Вексель Билибина - Волков Герман Григорьевич. Страница 51

— И я с вами! — вскочил Митя Казанли. — Мы устанавливали на Белогорье астропункт зимой, было холодно, боюсь за точность.

— Прекрасно, Дмитрии Николаевич! Установите еще два-три пунктика на Бахапче, по самой Колыме. Таким образом, догоры, не было бы счастья, да несчастье помогло. Проведем рекогносцировку всего приискового района — от Бахапчи до Буюнды, составим его первую карту! Это будет прекрасно! Великолепно! К первому июля все собираемся здесь. И этот план летних работ, который намечали на четыре месяца, сделаем за два. Согласны?

На рассвете третьего мая длинный транспорт из оленьих нарт тронулся на Элекчан. Проводили в дальний путь Билибина, Цареградского, Казанли, Оглобина, многих рабочих экспедиции и Демку. Каюры, радуясь скорому возвращению домой, затянули песню.

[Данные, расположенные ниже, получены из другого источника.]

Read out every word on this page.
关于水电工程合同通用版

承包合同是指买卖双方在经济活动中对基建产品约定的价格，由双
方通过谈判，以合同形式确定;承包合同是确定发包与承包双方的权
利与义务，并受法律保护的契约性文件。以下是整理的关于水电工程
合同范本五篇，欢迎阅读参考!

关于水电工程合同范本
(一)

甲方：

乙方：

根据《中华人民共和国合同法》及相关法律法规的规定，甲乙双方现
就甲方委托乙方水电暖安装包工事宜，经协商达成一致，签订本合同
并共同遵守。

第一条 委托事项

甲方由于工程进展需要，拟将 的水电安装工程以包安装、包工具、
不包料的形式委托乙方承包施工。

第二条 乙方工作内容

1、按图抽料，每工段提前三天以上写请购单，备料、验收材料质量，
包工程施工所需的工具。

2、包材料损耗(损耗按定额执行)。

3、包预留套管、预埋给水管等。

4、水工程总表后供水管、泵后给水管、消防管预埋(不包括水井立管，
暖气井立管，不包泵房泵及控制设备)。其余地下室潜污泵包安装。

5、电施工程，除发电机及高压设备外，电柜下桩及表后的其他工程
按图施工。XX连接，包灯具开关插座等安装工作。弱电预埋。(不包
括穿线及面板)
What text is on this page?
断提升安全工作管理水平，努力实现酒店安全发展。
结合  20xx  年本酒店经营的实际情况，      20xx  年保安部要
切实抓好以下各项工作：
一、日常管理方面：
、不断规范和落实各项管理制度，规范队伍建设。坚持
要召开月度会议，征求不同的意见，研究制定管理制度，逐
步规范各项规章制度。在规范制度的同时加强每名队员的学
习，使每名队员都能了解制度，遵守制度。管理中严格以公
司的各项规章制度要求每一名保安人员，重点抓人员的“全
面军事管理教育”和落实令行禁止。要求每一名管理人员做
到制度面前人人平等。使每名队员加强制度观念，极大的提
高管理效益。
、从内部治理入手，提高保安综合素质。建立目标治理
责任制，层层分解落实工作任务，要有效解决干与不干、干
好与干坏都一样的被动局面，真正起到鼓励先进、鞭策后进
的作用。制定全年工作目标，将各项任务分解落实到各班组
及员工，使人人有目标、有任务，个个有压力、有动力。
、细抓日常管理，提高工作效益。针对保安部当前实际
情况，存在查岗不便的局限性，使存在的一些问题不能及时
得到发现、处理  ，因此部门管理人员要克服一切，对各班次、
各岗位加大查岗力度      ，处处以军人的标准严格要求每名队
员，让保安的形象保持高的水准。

THERE IS A VERY GOOD GOLD… [7]

Партия Раковского выехала на оленьих нартах вечером пятого мая. В дневнике Сергей Дмитриевич время выезда отметил точно — 7 часов 40 минут. Неизведанное, дальние дороги всегда манили его, а в эти минуты он особенно чувствовал, что ожидает его что-то новое, необычное.

Рабочих в партии было четверо: Миша Лунеко и Дмитрий Чистяков, испытанные бешеными реками и голодными декабрьскими днями, да двое новичков — прикомандированный Союззолотом в качестве слухача-радиста, но без радио, и бондарь с ольской рыбалки, принятый в экспедицию Цареградским.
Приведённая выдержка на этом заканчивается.